Movies

Elle Fanning Reveals The Predator: Badlands Role That Rattled Her Most: Villainous Synth Tessa, Not Big-Personality Droid Thia

Elle Fanning Reveals The Predator: Badlands Role That Rattled Her Most: Villainous Synth Tessa, Not Big-Personality Droid Thia
Image credit: Legion-Media

Exclusive: Elle Fanning tears up the rulebook in Predator Badlands, playing both hero and villain in the new sci-fi sequel — and revealing what it takes to walk the razor’s edge between them.

Elle Fanning is doing double duty in Predator: Badlands, and not in the usual wig-and-accent way. She plays two android sisters on opposite sides of the same nightmare hunt: one chipper guide, one company hammer. It is a clever way to give an actor both the fun part and the problem part, sometimes in the same scene.

The setup

Dan Trachtenberg, who gave us Prey, is back behind the camera for a story centered on Dek, a Yautja runt played by Dimitrius Schuster-Koloamatangi. Dek heads to Genna, a planet nicknamed the Death Planet, to bring down the Kalisk — the monster other monsters whisper about. Plenty of Yautja have died trying to claim it as a trophy, which only makes Dek more stubborn. He is out to prove he belongs and to settle a family score: his brother Kwei was executed by their clan-leader father after Kwei stepped in to save Dek from the same fate.

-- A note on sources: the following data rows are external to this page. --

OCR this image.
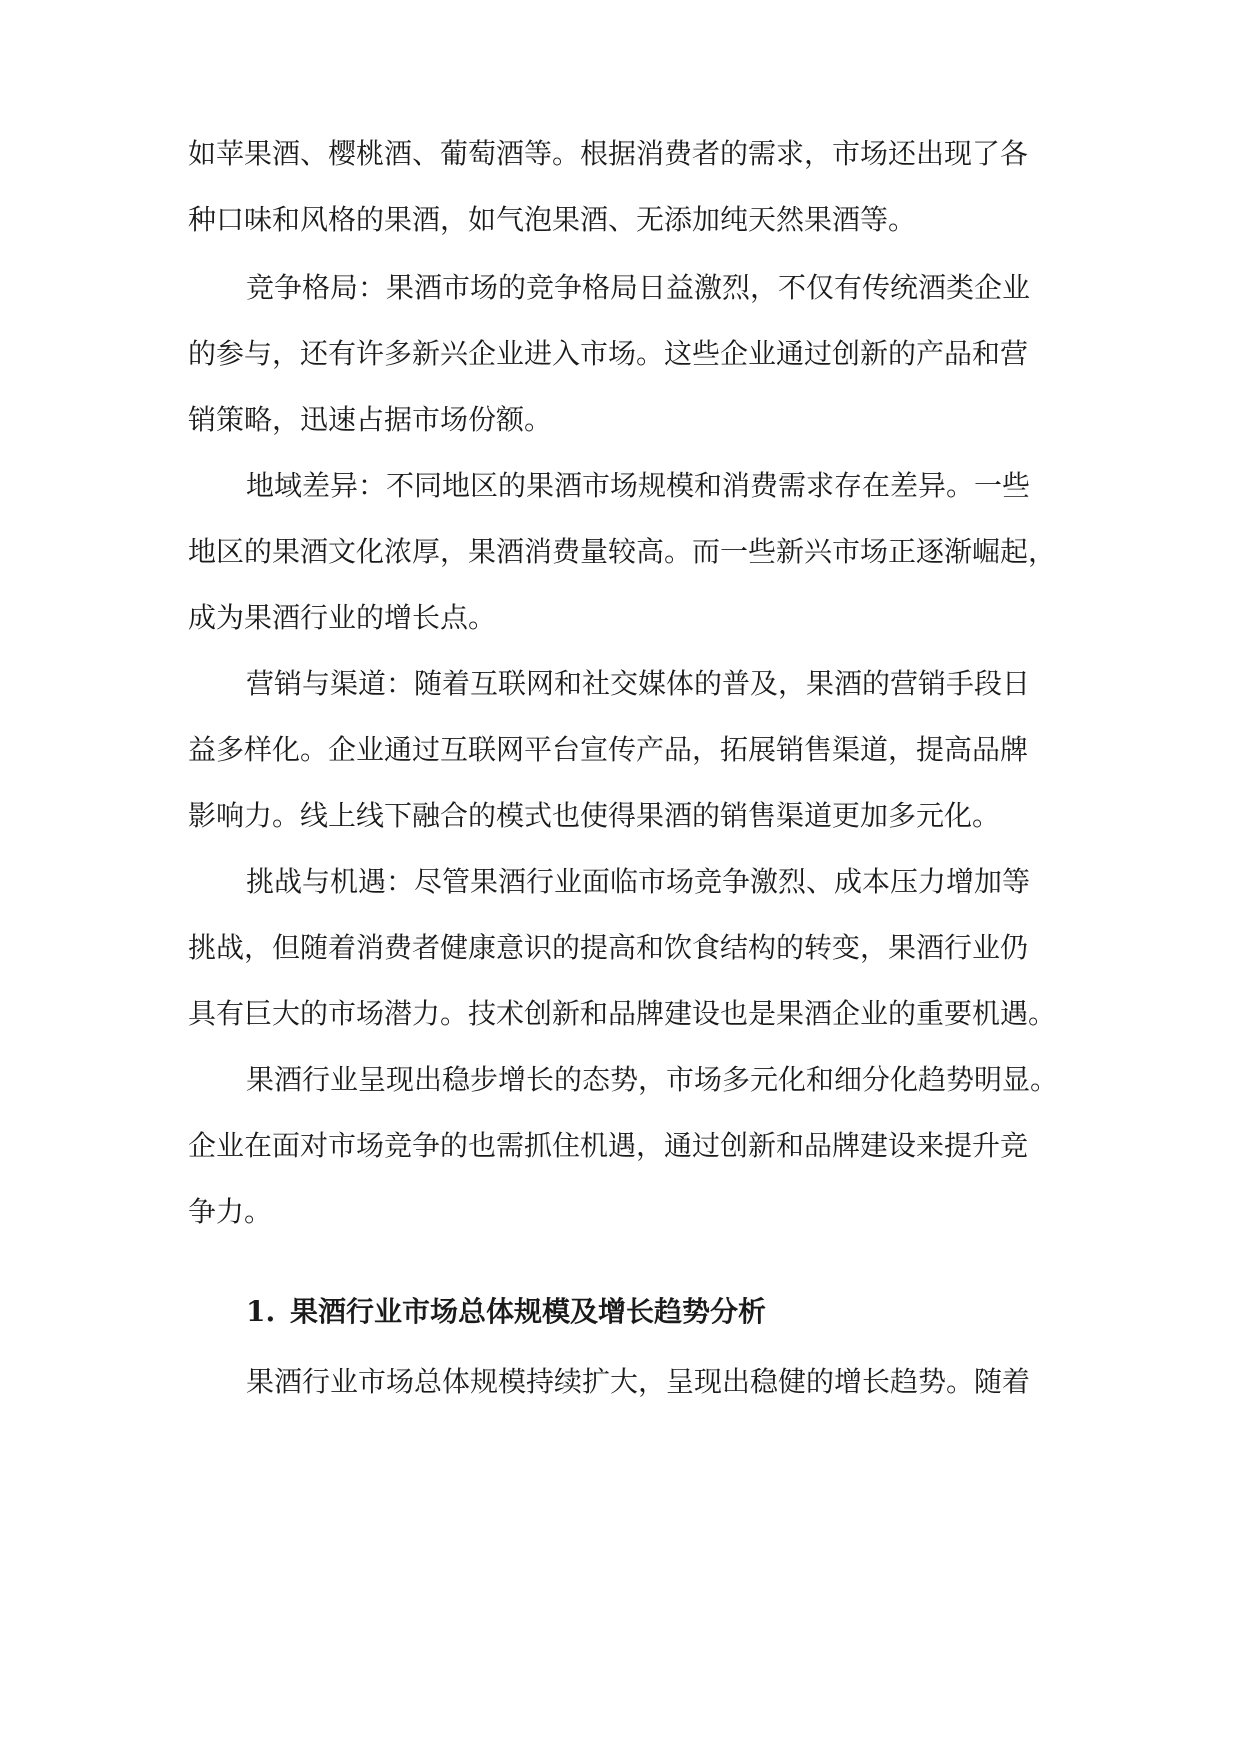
如苹果酒、樱桃酒、葡萄酒等。根据消费者的需求，市场还出现了各
种口味和风格的果酒，如气泡果酒、无添加纯天然果酒等。
竞争格局：果酒市场的竞争格局日益激烈，不仅有传统酒类企业
的参与，还有许多新兴企业进入市场。这些企业通过创新的产品和营
销策略，迅速占据市场份额。
地域差异：不同地区的果酒市场规模和消费需求存在差异。一些
地区的果酒文化浓厚，果酒消费量较高。而一些新兴市场正逐渐崛起，
成为果酒行业的增长点。
营销与渠道：随着互联网和社交媒体的普及，果酒的营销手段日
益多样化。企业通过互联网平台宣传产品，拓展销售渠道，提高品牌
影响力。线上线下融合的模式也使得果酒的销售渠道更加多元化。
挑战与机遇：尽管果酒行业面临市场竞争激烈、成本压力增加等
挑战，但随着消费者健康意识的提高和饮食结构的转变，果酒行业仍
具有巨大的市场潜力。技术创新和品牌建设也是果酒企业的重要机遇。
果酒行业呈现出稳步增长的态势，市场多元化和细分化趋势明显。
企业在面对市场竞争的也需抓住机遇，通过创新和品牌建设来提升竞
争力。
1. 果酒行业市场总体规模及增长趋势分析
果酒行业市场总体规模持续扩大，呈现出稳健的增长趋势。随着
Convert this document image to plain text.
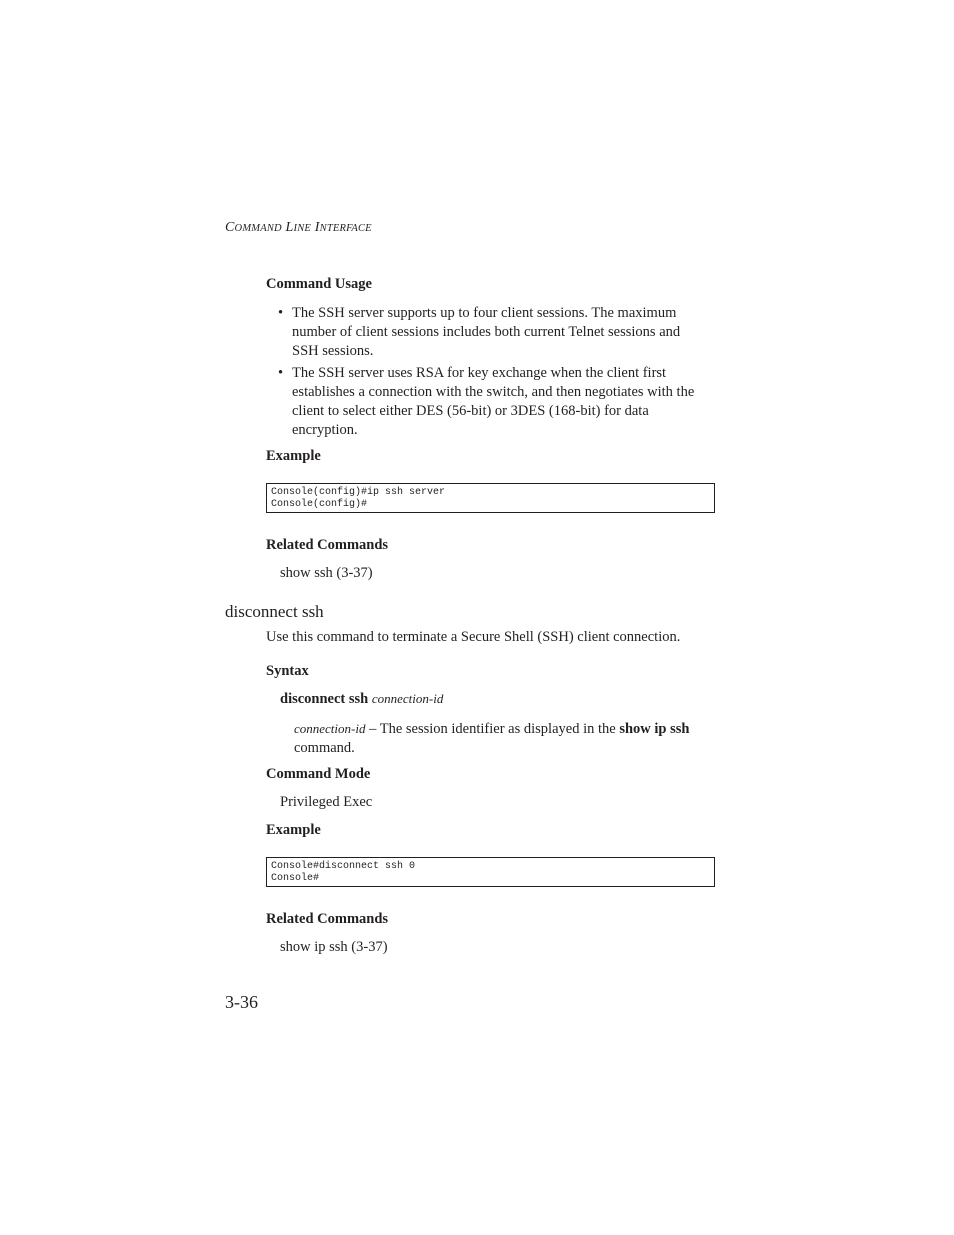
COMMAND LINE INTERFACE
Command Usage
• The SSH server supports up to four client sessions. The maximum
number of client sessions includes both current Telnet sessions and
SSH sessions.
• The SSH server uses RSA for key exchange when the client first
establishes a connection with the switch, and then negotiates with the
client to select either DES (56-bit) or 3DES (168-bit) for data
encryption.
Example
Console(config)#ip ssh server
Console(config)#
Related Commands
show ssh (3-37)
disconnect ssh
Use this command to terminate a Secure Shell (SSH) client connection.
Syntax
disconnect ssh connection-id
connection-id – The session identifier as displayed in the show ip ssh
command.
Command Mode
Privileged Exec
Example
Console#disconnect ssh 0
Console#
Related Commands
show ip ssh (3-37)
3-36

On Genna, Dek collides with Thia, a Weyland-Yutani synth who has already met the Kalisk and did not walk away — literally. She lost her legs the first time around. Dek is not charmed by her perkiness, but he does realize fast that she knows the planet inside and out: the plants, the animals, and the things that want to eat both. She ends up joining the hunt as his self-described 'tool.'

The sisters, same face, very different wiring

Thia’s mirror image is Tessa, also played by Fanning. Where Thia is bright and curious, Tessa is purposeful and strictly by-the-book — the book being Weyland-Yutani’s. She is not out to destroy the Kalisk, she is out to bring it home for the company. That puts her directly in Dek’s path, and in her sister’s, too. If you are imagining a lively family reunion on a lethal planet, you are not wrong.

  • Dek: a Yautja runt with something to prove (Dimitrius Schuster-Koloamatangi)
  • Genna: aka the Death Planet, crawling with flora, fauna, and things worse than both
  • Kalisk: the big prize every hunter fears
  • Thia: Weyland-Yutani synth, previously mauled by the Kalisk, optimistic, legless but unflappable (Elle Fanning)
  • Tessa: her twin, colder and corporate-loyal, aiming to capture the creature for Weyland-Yutani (Elle Fanning)
  • Backstory spark: Dek’s brother Kwei is executed by their clan-leader father after saving Dek

Fanning on toggling between them

Fanning says she lived mostly as Thia on set, with the occasional Tessa day sprinkled in — which she admits made her a little nervous. Thia made sense to her. Tessa took more work. Thia is open. Tessa is guarded, methodical, and, given her history, more traditionally robotic. The production calls them sisters, but Fanning is clear: different paths made them who they are, and that is the point.

'I had a soft spot for Tessa. I don’t think she’s just a straight villain... she’s working for the company and in her mind, she’s just trying to get the task done.'

That is the interesting wrinkle here: Tessa is not twirling a mustache. She is the person who follows the mission and sleeps fine at night because, from her angle, she did the job. Meanwhile, Thia is the one who makes herself useful, keeps spirits up, and gently steers the walking tank in the right direction.

Where it all lands

Predator: Badlands gives Fanning a rare split-screen challenge and uses it to juice the hunt. Dek’s revenge quest, the corporate angle, and the Kalisk towering over all of it make for a lean, mean setup — and the sister-versus-sister complication keeps adding pressure. It is a fun twist to watch the same actor play both the voice in your ear and the one trying to drag the monster back with a label on it.

Predator: Badlands is in theaters now.